Management buy-out: comment bien le financer?

lundi, 22.04.2019

Claude Romy*

Claude Romy

La reprise d’une société par ses dirigeants (MBO) est une forme de transmission de plus en plus pratiquée pour les PME. En effet, les cadres disposent d’une connaissance approfondie de l’entreprise et de son environnement facilitant ainsi grandement la transition. Généralement, les dirigeants ne disposent pas de moyens financiers suffisants pour pouvoir procéder à l’acquisition. Cependant, depuis l’émergence de fonds d’investissements (private equity), les transmissions de ce type deviennent plus accessibles.

Le financement d’un MBO nécessite donc souvent de faire appel à un emprunt bancaire voire à des investisseurs en fonds propres, c’est pourquoi cela doit être structuré «sur mesure». 

La société à transmettre est généralement reprise par l’intermédiaire d’une nouvelle société créée (souvent une holding) dans le but d’optimiser le levier financier, juridique et fiscal.

Quels sont les moyens de financement pour une opération de MBO?

Dans la pratique, différentes formules de financement sont utilisées souvent de manière combinées pour financer un MBO. 

- Il y a le financement bancaire auquel la holding fait appel pour financer une partie du prix. Le montant de la dette obtenu est déterminé selon divers critères bancaires: la capacité d’endettement de la société reprise et son cash flow libre, le respect de certains ratios, etc.  

- Selon l’ampleur du projet, l’appel à des investisseurs tiers peut s’avérer nécessaire. Il en existe deux catégories; les investisseurs privés et les fonds de Private Equity qui ont pour motivation d’investir dans des entreprises non cotées afin d’accompagner la société dans son développement. 

- La dette mezzanine est un financement hybride qui se situe entre la dette et les fonds propres permettant ainsi de couvrir l’écart de financement entre les fonds propres disponibles et la dette accordée par les banques. C’est une alternative intéressante pour réduire la dilution des dirigeants dans le capital. 

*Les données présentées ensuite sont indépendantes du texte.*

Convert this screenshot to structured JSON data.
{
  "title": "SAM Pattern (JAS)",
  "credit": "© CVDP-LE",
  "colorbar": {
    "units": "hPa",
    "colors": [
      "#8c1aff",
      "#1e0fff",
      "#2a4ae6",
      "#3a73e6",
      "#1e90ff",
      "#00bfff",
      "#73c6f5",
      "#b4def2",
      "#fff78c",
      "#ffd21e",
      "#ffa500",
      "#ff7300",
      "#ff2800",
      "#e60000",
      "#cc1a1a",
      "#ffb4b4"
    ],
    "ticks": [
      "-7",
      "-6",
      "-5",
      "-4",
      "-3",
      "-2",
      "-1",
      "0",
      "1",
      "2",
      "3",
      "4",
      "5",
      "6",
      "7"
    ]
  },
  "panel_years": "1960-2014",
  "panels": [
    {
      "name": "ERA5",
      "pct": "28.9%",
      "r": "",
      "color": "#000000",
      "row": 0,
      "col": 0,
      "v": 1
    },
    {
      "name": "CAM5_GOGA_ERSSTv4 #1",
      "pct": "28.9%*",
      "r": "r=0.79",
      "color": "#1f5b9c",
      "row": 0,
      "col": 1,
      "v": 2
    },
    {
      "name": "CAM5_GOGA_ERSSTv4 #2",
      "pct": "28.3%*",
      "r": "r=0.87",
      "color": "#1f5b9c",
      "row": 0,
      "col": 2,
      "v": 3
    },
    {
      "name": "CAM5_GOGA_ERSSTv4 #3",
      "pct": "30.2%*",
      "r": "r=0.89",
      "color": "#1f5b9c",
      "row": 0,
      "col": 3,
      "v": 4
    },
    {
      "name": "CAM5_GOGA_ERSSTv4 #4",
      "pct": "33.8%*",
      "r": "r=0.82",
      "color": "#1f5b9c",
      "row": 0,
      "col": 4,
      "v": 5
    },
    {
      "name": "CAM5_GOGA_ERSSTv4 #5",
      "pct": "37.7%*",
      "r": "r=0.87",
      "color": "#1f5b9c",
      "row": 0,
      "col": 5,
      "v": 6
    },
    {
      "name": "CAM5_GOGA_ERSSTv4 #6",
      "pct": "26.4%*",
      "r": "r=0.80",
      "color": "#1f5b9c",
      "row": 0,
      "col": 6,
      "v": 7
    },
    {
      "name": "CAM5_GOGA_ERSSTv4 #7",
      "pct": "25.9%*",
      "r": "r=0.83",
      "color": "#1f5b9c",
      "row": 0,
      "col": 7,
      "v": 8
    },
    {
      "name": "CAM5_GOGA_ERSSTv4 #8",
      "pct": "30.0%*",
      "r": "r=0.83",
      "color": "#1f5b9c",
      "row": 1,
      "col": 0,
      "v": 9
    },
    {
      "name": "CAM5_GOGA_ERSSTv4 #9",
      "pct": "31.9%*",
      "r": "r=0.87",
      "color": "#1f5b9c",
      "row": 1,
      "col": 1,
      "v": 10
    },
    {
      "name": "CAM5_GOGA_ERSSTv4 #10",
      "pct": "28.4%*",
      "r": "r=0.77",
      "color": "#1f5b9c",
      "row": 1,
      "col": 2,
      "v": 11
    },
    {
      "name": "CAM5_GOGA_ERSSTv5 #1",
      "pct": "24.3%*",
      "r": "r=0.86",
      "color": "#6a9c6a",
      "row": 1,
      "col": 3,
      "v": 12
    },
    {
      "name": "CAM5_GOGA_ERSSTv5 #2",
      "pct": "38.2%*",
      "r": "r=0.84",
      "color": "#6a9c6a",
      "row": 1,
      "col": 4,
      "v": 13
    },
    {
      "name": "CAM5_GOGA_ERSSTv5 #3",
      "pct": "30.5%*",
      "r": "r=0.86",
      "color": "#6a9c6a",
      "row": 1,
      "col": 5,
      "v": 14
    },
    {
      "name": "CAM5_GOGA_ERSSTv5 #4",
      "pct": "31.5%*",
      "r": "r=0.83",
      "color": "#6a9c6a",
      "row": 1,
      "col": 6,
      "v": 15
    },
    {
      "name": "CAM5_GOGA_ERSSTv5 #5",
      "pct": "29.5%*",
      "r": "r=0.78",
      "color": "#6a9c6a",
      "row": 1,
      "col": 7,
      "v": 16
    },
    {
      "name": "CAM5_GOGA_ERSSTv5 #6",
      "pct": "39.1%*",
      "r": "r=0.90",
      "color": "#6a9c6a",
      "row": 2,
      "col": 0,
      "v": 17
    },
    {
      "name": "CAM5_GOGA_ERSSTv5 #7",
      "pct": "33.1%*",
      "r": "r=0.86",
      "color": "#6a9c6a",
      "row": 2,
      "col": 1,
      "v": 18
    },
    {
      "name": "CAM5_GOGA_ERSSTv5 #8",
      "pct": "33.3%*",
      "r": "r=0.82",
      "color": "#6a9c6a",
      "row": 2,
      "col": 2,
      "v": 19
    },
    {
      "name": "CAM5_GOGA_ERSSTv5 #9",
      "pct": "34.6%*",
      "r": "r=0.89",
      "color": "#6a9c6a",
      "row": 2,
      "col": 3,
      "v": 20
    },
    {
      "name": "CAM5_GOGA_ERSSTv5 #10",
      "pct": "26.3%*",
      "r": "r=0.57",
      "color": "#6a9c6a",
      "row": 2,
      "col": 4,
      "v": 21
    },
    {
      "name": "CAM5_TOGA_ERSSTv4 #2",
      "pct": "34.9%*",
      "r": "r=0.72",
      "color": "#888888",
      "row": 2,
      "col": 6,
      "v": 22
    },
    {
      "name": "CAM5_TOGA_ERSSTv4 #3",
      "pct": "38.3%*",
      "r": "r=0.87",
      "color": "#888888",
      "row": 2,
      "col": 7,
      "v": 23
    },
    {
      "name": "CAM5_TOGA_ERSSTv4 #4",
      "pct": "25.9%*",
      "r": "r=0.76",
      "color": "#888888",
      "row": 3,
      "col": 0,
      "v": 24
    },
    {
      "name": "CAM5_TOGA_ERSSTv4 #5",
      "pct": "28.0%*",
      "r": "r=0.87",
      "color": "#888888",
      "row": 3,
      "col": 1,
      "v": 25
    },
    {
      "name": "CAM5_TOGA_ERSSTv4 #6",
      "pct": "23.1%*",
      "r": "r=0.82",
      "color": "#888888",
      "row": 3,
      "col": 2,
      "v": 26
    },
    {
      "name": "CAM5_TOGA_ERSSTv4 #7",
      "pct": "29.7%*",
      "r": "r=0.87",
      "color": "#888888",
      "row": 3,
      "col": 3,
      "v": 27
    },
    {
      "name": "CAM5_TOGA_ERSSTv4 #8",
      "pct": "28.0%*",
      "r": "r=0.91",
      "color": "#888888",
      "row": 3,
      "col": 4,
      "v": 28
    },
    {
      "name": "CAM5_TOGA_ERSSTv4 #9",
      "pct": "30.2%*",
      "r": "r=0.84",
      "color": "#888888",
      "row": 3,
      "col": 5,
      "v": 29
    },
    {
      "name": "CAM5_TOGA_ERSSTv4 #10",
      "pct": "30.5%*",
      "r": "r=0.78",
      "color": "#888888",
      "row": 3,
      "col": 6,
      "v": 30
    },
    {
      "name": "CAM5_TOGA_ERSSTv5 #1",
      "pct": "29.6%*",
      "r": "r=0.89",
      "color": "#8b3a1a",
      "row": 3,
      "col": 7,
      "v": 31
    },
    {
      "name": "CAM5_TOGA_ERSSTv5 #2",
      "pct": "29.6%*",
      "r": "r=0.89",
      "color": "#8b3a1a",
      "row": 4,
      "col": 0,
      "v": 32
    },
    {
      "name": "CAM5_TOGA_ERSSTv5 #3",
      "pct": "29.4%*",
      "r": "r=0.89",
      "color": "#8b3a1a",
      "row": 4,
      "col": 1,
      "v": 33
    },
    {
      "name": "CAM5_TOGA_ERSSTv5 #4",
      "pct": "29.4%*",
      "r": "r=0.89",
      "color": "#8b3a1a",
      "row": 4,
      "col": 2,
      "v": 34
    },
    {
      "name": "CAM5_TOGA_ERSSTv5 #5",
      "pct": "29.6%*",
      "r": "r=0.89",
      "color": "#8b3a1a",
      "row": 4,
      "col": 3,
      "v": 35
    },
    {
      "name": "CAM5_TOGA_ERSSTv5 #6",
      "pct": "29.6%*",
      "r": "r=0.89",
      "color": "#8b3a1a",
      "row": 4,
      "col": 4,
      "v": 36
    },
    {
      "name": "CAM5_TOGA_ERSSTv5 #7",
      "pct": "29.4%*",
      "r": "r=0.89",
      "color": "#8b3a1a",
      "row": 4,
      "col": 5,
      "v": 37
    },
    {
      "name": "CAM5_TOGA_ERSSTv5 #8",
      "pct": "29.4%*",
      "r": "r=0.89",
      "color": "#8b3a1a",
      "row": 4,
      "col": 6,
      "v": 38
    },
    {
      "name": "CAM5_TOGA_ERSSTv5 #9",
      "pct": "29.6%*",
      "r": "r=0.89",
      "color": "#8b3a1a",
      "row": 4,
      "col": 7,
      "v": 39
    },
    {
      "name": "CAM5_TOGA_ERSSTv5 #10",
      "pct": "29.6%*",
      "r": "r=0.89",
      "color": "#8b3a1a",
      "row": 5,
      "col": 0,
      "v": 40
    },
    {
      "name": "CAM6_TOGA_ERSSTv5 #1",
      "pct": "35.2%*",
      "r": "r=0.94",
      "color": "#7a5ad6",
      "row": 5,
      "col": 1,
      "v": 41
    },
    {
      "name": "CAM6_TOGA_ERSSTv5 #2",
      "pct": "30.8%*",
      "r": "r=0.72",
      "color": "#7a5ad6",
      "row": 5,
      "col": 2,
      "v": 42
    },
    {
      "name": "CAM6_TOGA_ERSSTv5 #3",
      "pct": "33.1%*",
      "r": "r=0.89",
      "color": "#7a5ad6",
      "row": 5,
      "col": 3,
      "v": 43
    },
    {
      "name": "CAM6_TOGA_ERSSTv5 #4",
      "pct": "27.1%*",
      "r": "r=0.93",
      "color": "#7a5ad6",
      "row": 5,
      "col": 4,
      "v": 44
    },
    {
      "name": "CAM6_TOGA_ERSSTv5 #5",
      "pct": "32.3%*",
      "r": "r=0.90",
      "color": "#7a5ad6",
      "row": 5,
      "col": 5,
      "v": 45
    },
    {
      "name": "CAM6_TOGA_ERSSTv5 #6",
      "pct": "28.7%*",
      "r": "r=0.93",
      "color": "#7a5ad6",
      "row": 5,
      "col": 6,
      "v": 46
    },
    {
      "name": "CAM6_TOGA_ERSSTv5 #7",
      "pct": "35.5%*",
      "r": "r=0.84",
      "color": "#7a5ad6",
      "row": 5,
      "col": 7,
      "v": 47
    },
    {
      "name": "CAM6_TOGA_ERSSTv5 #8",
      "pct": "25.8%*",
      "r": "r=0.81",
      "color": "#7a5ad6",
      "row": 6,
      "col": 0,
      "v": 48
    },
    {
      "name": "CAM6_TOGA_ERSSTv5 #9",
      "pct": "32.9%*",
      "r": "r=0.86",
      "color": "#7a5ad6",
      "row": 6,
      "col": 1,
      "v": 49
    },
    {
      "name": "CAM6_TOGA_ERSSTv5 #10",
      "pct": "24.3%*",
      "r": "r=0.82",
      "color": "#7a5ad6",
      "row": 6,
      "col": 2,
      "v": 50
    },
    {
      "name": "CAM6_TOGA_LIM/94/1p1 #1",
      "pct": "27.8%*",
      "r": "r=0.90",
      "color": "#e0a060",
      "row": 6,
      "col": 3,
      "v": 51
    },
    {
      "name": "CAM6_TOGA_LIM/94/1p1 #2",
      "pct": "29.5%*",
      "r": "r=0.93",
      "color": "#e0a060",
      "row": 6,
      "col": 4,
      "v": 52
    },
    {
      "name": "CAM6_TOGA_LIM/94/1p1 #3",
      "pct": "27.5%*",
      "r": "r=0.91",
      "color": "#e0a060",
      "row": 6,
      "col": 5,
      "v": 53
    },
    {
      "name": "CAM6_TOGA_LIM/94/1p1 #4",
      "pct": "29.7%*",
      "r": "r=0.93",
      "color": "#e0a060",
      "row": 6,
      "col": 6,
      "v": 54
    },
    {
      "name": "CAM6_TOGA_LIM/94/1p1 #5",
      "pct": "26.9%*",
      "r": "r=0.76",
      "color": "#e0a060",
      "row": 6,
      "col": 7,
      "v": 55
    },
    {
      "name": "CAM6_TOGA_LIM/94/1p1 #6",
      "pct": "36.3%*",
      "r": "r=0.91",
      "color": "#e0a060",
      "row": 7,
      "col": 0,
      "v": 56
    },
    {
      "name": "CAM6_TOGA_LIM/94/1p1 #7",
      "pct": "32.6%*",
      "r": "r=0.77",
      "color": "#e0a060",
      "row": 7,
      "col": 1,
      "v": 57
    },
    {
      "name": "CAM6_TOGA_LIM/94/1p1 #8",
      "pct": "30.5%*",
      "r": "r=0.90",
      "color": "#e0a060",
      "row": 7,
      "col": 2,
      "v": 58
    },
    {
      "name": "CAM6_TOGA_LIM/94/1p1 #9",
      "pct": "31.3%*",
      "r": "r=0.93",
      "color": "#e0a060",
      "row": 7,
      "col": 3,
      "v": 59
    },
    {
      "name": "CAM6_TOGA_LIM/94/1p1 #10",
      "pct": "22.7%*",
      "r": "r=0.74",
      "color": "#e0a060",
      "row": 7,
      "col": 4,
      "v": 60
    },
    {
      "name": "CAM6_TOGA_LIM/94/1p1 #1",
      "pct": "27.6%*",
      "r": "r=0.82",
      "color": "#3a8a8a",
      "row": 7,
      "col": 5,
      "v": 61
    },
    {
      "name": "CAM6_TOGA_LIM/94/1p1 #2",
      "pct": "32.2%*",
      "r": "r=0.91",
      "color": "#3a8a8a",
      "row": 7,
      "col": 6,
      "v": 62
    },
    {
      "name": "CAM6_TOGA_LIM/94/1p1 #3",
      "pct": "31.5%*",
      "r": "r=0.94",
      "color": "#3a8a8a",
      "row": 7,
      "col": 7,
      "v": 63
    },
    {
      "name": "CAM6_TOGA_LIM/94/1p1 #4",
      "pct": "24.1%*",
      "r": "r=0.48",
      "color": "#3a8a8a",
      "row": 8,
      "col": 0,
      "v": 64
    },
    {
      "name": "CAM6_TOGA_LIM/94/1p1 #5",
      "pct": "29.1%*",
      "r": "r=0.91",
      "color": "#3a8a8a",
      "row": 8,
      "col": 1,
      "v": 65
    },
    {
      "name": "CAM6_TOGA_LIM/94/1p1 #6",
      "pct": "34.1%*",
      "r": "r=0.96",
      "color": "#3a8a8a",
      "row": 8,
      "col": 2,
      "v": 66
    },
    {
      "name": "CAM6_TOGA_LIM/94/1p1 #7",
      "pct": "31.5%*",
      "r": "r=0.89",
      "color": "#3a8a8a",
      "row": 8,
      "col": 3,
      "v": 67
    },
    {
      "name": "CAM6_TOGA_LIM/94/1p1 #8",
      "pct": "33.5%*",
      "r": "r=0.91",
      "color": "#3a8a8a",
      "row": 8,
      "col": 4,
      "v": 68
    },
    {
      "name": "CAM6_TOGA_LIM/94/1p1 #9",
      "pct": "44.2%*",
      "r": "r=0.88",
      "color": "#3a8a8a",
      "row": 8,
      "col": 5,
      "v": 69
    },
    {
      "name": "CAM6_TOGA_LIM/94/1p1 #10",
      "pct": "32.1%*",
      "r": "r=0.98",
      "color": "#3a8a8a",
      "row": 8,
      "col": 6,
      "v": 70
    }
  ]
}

- Dans certains cas, le vendeur peut être disposé à différer le paiement d’une partie du prix de reprise de la société en le convertissant sous la forme d’un prêt vendeur. Le montant du prêt peut faire l’objet, d’une part, d’un remboursement s’étalant sur une période fixée convenue entre les parties et, d’autre part, d’un taux d’intérêt assurant un rendement à l’ancien propriétaire. 

Il est important de prévoir une structure de financement solide afin d’assurer la pérennité de la société reprise.